In the first multiplication approach the rows of the boolean matrices are stored consecutively in memory and also accessed consecutively so that prefetching works flawlessly. In the second approach the cacheline fetched when accessing the element (n,0) can already be evicted when accessing (n+1,0). Whether this actually happens depends on the architecture and its cache hierarchy properties you run your code on. On my machine the first approach is indeed faster for large enough matrices.
As for speeding up the computations: Do not use logical operators since they are evaluated lazy and thus branch misprediction can occur. The inner loop can be exited early as soon as B[m][n] becomes true. Instead of using booleans you might want to consider using the bits of say integers. That way you can combine 32 or 64 elements in your inner loop at once and possibly use vectorization. If your matrices are rather sparse then you might want to consider switching to sparse matrix data structures. Also changing the order of the loops can help as well as introducing blocking. However, any performance optimization is specific to an architecture and class of input matrices.

Speeding suggestion. In the inner loop:
Bmn = false;
for (k=0; k<dimension; k++) {
if ((Bmn = mat[m][k] && mat[k][n])) {
k = dimension; // exit for-k loop
}
}
B[m][n]= Bmn

Related

How to obtain performance enhancement while multiplying two sub-matrices?

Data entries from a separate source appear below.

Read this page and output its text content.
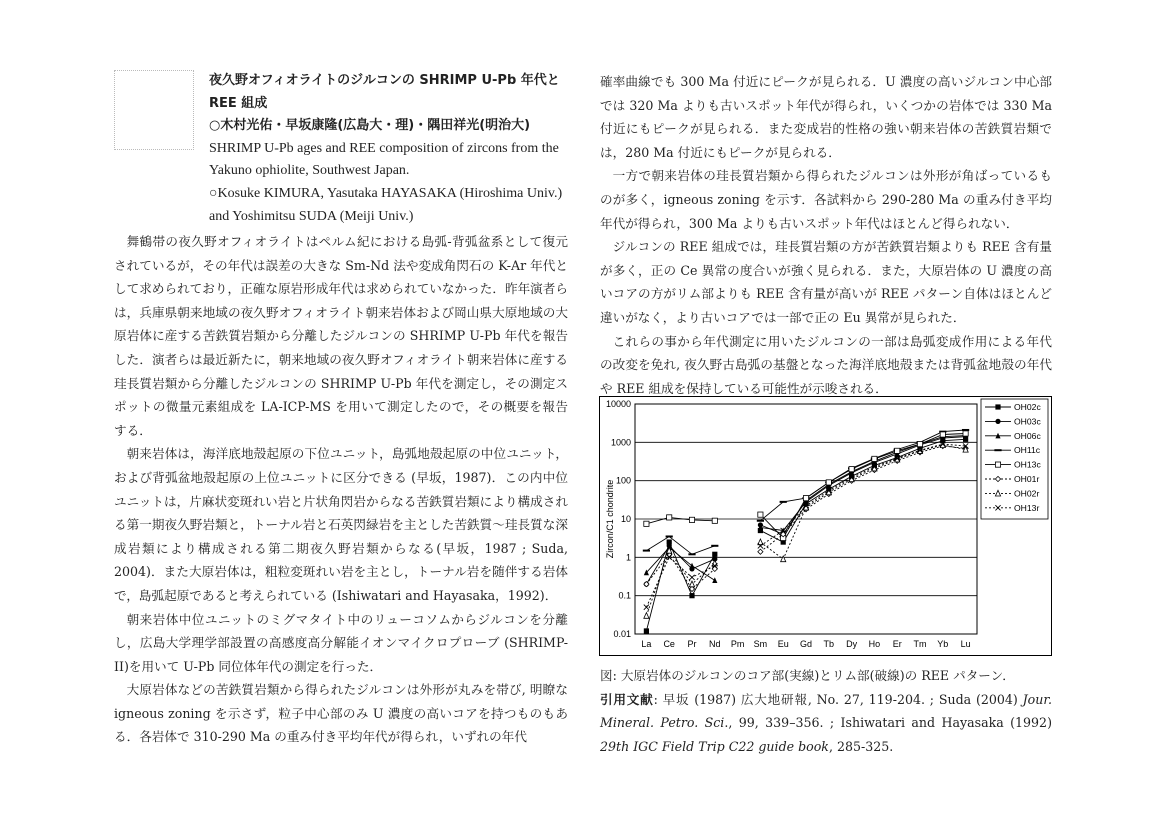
夜久野オフィオライトのジルコンの SHRIMP U-Pb 年代と REE 組成
○木村光佑・早坂康隆(広島大・理)・隅田祥光(明治大)
SHRIMP U-Pb ages and REE composition of zircons from the Yakuno ophiolite, Southwest Japan.
○Kosuke KIMURA, Yasutaka HAYASAKA (Hiroshima Univ.) and Yoshimitsu SUDA (Meiji Univ.)

舞鶴帯の夜久野オフィオライトはペルム紀における島弧-背弧盆系として復元されているが，その年代は誤差の大きな Sm-Nd 法や変成角閃石の K-Ar 年代として求められており，正確な原岩形成年代は求められていなかった．昨年演者らは，兵庫県朝来地域の夜久野オフィオライト朝来岩体および岡山県大原地域の大原岩体に産する苦鉄質岩類から分離したジルコンの SHRIMP U-Pb 年代を報告した．演者らは最近新たに，朝来地域の夜久野オフィオライト朝来岩体に産する珪長質岩類から分離したジルコンの SHRIMP U-Pb 年代を測定し，その測定スポットの微量元素組成を LA-ICP-MS を用いて測定したので，その概要を報告する．

朝来岩体は，海洋底地殻起原の下位ユニット，島弧地殻起原の中位ユニット，および背弧盆地殻起原の上位ユニットに区分できる (早坂，1987)．この内中位ユニットは，片麻状変斑れい岩と片状角閃岩からなる苦鉄質岩類により構成される第一期夜久野岩類と，トーナル岩と石英閃緑岩を主とした苦鉄質〜珪長質な深成岩類により構成される第二期夜久野岩類からなる(早坂，1987 ; Suda, 2004)．また大原岩体は，粗粒変斑れい岩を主とし，トーナル岩を随伴する岩体で，島弧起原であると考えられている (Ishiwatari and Hayasaka，1992)．

朝来岩体中位ユニットのミグマタイト中のリューコソムからジルコンを分離し，広島大学理学部設置の高感度高分解能イオンマイクロプローブ (SHRIMP-II)を用いて U-Pb 同位体年代の測定を行った．

大原岩体などの苦鉄質岩類から得られたジルコンは外形が丸みを帯び, 明瞭な igneous zoning を示さず，粒子中心部のみ U 濃度の高いコアを持つものもある．各岩体で 310-290 Ma の重み付き平均年代が得られ，いずれの年代

確率曲線でも 300 Ma 付近にピークが見られる．U 濃度の高いジルコン中心部では 320 Ma よりも古いスポット年代が得られ，いくつかの岩体では 330 Ma 付近にもピークが見られる．また変成岩的性格の強い朝来岩体の苦鉄質岩類では，280 Ma 付近にもピークが見られる．

一方で朝来岩体の珪長質岩類から得られたジルコンは外形が角ばっているものが多く，igneous zoning を示す．各試料から 290-280 Ma の重み付き平均年代が得られ，300 Ma よりも古いスポット年代はほとんど得られない．

ジルコンの REE 組成では，珪長質岩類の方が苦鉄質岩類よりも REE 含有量が多く，正の Ce 異常の度合いが強く見られる．また，大原岩体の U 濃度の高いコアの方がリム部よりも REE 含有量が高いが REE パターン自体はほとんど違いがなく，より古いコアでは一部で正の Eu 異常が見られた．

これらの事から年代測定に用いたジルコンの一部は島弧変成作用による年代の改変を免れ, 夜久野古島弧の基盤となった海洋底地殻または背弧盆地殻の年代や REE 組成を保持している可能性が示唆される．

0.01
0.1
1
10
100
1000
10000
La Ce Pr Nd Pm Sm Eu Gd Tb Dy Ho Er Tm Yb Lu
Zircon/C1 chondrite
OH02c
OH03c
OH06c
OH11c
OH13c
OH01r
OH02r
OH13r
図: 大原岩体のジルコンのコア部(実線)とリム部(破線)の REE パターン．
引用文献: 早坂 (1987) 広大地研報, No. 27, 119-204. ; Suda (2004) Jour. Mineral. Petro. Sci., 99, 339–356. ; Ishiwatari and Hayasaka (1992) 29th IGC Field Trip C22 guide book, 285-325.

I've got a program multiplying two sub-matrices residing in the same container matrix. I'm trying to obtain some performance gain by using the OpenMP API for parallelization. Below is the multiplication algorithm I use.
#pragma omp parallel for
for(size_t i = 0; i < matrixA.m_edgeSize; i++) {
for(size_t k = 0; k < matrixA.m_edgeSize; k++) {
for(size_t j = 0; j < matrixA.m_edgeSize; j++) {
resultMatrix(i, j) += matrixA(i, k) * matrixB(k, j);
}
}
}
The algorithm accesses the elements of both input sub-matrices row-wise to enhance cache usage with the spatial locality.
What other OpenMP directives can be used to obtain better performance from that simple algorithm? Is there any other directive for optimizing the operations on the overlapping areas of two sub-matrices?
You can assume that all the sub-matrices have the same size and they are square-shaped. The resulting sub-matrix resides in another container matrix.
For the matrix-matrix product, any permutation of i,j,k indices computes the right result, sequentially. In parallel, not so. In your original code the k iterations do not write to unique locations, so you can not just collapse the outer two loops. Do a k,j interchange and then it is allowed.
Of course OpenMP gets you from 5 percent efficiency on one core to 5 percent on all cores. You really want to block the loops. But that is a lot harder. See the paper by Goto and van de Geijn.
I'm adding something related to main matrix. Do you use this code to multiply two bigger matrices? Then one of the sub-matrices are re-used between different iterations and likely to benefit from CPU cache. For example, if there are 4 sub-matrices of a matrix, then each sub-matrix is used twice, to get a value on result matrix.
To benefit from cache most, the re-used data should be kept in the cache of the same thread (core). To do this, maybe it is better to move the work-distribution level to the place where you select two submatrices.
So, something like this:
select sub-matrix A
#pragma omp parallel for
select sub-matrix B
for(size_t i = 0; i < matrixA.m_edgeSize; i++) {
for(size_t k = 0; k < matrixA.m_edgeSize; k++) {
for(size_t j = 0; j < matrixA.m_edgeSize; j++) {
resultMatrix(i, j) += matrixA(i, k) * matrixB(k, j);
}
}
}
could work faster since whole data always stays in same thread (core).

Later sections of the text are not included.